The final nail in the coffin came when a certain hero of mine, a mischievous Dr Arnold Schoenberg, came along and said “enough was enough” with all this major/minor rubbish, “let’s try and start anew”. He came up with a new theory, Serialism; not by accident this time, that relied on similar principles of counterpoint and lines that were in themselves imbued with the ideas of the medieval and renaissance interplay and developmental principles. It didn’t matter whether the notes jarred or clashed it was the emotional dramaticism that counted. Only a few composers took this all on board and began writing in this manner. Even then, as usual the rules had to yet again be broken by some clown or other. At least though, for a time, we had escaped the excesses and banality of major/minor harmony.

Schoenberg - such a bundle of fun
         Schoenberg: such a bundle of laughs

It wasn’t until after the Second World War that nearly all new composers accepted that major/minor harmony was dead in the water, outmoded and gone, thankfully. Everyone was writing in new ways just like the freedoms of the pre-major/minor times. Ah the good old days! Then some American idiot in the 1960’s decided he wanted to play it safe and use major/minor again as a basis and so Minimalism was born. Oh dear, old habits and all that.

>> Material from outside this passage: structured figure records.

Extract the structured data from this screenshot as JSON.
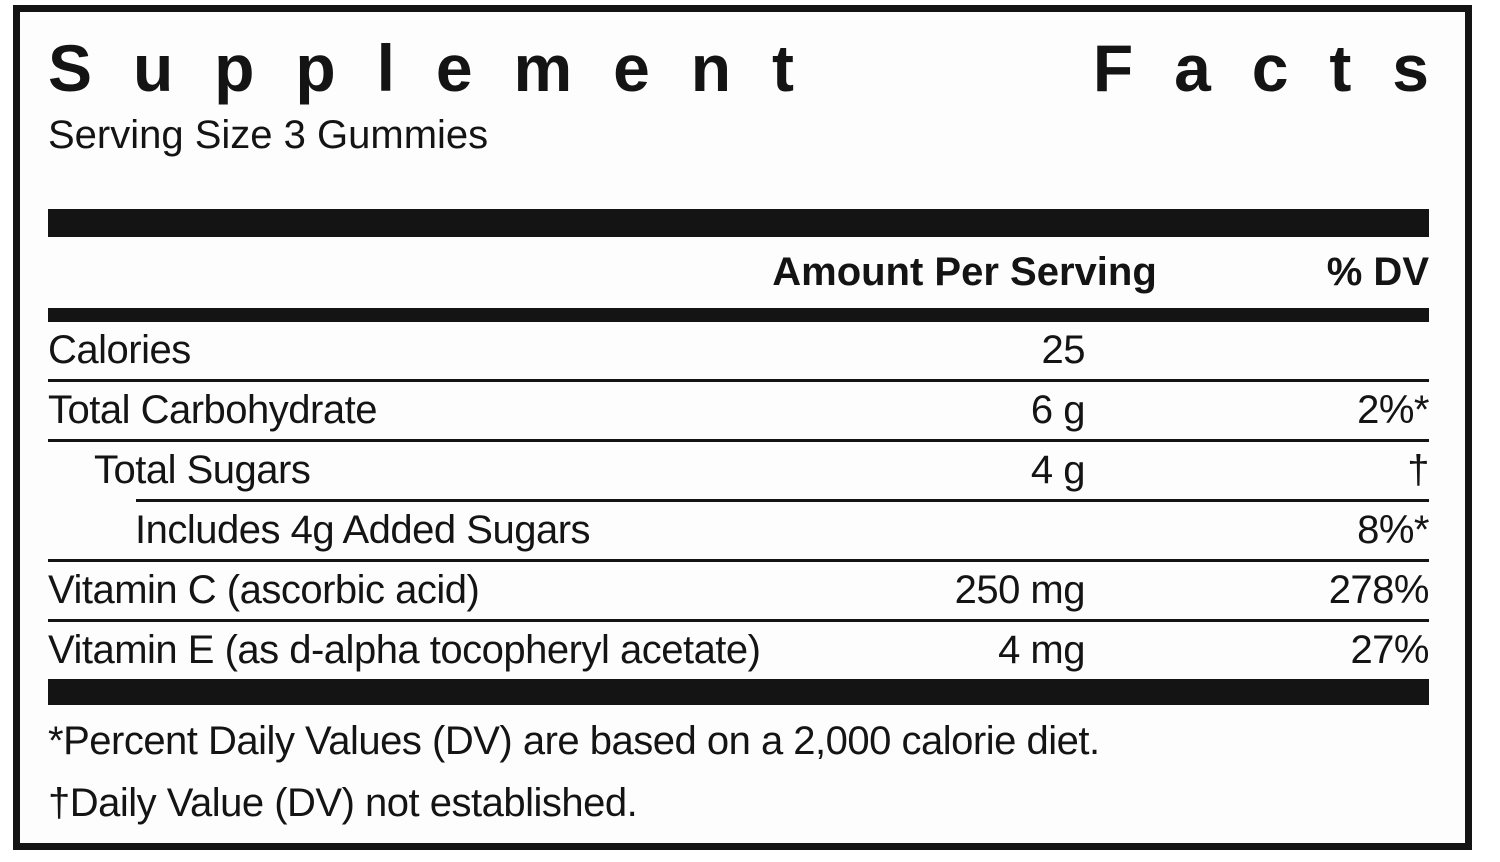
{
  "panel": {
    "title_left": "Supplement",
    "title_right": "Facts",
    "serving_size": "Serving Size 3 Gummies",
    "columns": {
      "amount": "Amount Per Serving",
      "dv": "% DV"
    },
    "rows": [
      {
        "name": "Calories",
        "amount": "25",
        "dv": ""
      },
      {
        "name": "Total Carbohydrate",
        "amount": "6 g",
        "dv": "2%*"
      },
      {
        "name": "Total Sugars",
        "amount": "4 g",
        "dv": "†"
      },
      {
        "name": "Includes 4g Added Sugars",
        "amount": "",
        "dv": "8%*"
      },
      {
        "name": "Vitamin C (ascorbic acid)",
        "amount": "250 mg",
        "dv": "278%"
      },
      {
        "name": "Vitamin E (as d-alpha tocopheryl acetate)",
        "amount": "4 mg",
        "dv": "27%"
      }
    ],
    "footnotes": [
      "*Percent Daily Values (DV) are based on a 2,000 calorie diet.",
      "†Daily Value (DV) not established."
    ],
    "colors": {
      "ink": "#141414",
      "background": "#fdfdfd"
    }
  }
}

It has reached a point now that (thankfully) you can write in any manner you want and even dare to mix atonalism with minimalism, with major/minor and, God forbid, the Devil’s music too (Jazz and Rock music).

Well…maybe not that particular example, it clearly doesn’t always work! [cruel chuckle ensues]

So, have we actually learnt anything by taking a wrong direction all those years ago? I personally can’t see that we have, but then some may say that the Prof’ has gone soft in his old age (and no, no I damn well haven’t!). I still think we could have got here by 1700AD instead of waiting around for the Schoenberg Express in 1909AD if we hadn’t screwed up a perfectly good mode of expression and thinking. What was achieved in those intervening years? Well? Little, is all I can say.

What do you scallywags think? No, actually stop right there, on second thoughts I don’t want to hear your inane babblings. Go away! I am off for a glass of claret in the Prof’s study.